Janet, Barbara and I worked together on another film called “Mrs. Goundo’s Daughter,” which was about a woman fighting for asylum in Philadelphia to protect her daughter from ritual genital cutting in Mali. Barbara and Janet, who are based in Philadelphia—I’m based in New York—were approached by a colleague who knew Sonia. They then asked me if I wanted to collaborate with them on this project. 

I’m of a different generation than Barbara and Janet, but I knew of Sonia when I was a kid, having read her work when I was in 5th or 6th grade. I had always been a fan, so when they asked me if I wanted to work on the project, I said yes without hesitation. 

Is there something that even people who know of Sonia’s work would learn from “BaddDDD Sonia Sanchez” that they wouldn’t learn in other media?

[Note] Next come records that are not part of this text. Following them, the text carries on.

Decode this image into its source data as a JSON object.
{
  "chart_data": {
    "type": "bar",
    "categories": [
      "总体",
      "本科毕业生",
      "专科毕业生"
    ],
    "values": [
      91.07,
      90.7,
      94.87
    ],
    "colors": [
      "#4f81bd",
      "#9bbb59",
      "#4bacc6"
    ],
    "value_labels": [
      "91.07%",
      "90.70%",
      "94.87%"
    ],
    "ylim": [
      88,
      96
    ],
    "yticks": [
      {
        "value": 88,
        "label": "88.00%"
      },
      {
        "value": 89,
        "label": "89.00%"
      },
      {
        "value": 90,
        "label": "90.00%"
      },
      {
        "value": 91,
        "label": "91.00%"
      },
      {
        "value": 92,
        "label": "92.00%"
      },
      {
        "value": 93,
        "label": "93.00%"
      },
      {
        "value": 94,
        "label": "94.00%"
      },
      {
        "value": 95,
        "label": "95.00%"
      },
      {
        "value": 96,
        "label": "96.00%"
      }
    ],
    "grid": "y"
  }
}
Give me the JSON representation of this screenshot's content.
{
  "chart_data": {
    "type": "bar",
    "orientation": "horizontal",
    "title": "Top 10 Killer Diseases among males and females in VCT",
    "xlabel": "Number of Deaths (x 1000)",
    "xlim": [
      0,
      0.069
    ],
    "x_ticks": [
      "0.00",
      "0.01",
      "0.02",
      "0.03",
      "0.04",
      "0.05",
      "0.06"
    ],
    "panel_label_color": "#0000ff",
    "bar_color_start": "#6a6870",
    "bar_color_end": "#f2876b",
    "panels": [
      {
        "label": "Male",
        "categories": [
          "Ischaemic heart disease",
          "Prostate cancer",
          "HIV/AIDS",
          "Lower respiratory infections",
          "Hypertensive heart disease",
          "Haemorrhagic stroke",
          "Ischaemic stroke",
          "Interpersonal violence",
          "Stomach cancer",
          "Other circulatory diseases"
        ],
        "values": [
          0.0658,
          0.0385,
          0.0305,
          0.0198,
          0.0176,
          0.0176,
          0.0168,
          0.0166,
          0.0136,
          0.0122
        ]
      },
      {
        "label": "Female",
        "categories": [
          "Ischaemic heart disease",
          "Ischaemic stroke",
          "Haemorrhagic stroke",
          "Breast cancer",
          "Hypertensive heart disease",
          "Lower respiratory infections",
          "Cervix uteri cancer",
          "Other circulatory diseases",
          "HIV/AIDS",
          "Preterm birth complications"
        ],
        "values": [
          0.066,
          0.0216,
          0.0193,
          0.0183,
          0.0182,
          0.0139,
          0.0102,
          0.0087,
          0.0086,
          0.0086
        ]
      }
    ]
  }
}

This is a very personal portrait of her, so you get a glimpse into her life and who she is as a human being on multiple levels—artist, mother, teacher, wife, all of these aspects that make up the totality of a human being. And you understand what she sacrificed for her work. From an artistic perspective, the film opens at the title credits and she’s writing. So you actually, from the beginning, are immersed in her process and how she creates something. I don’t think you’ve seen that anywhere.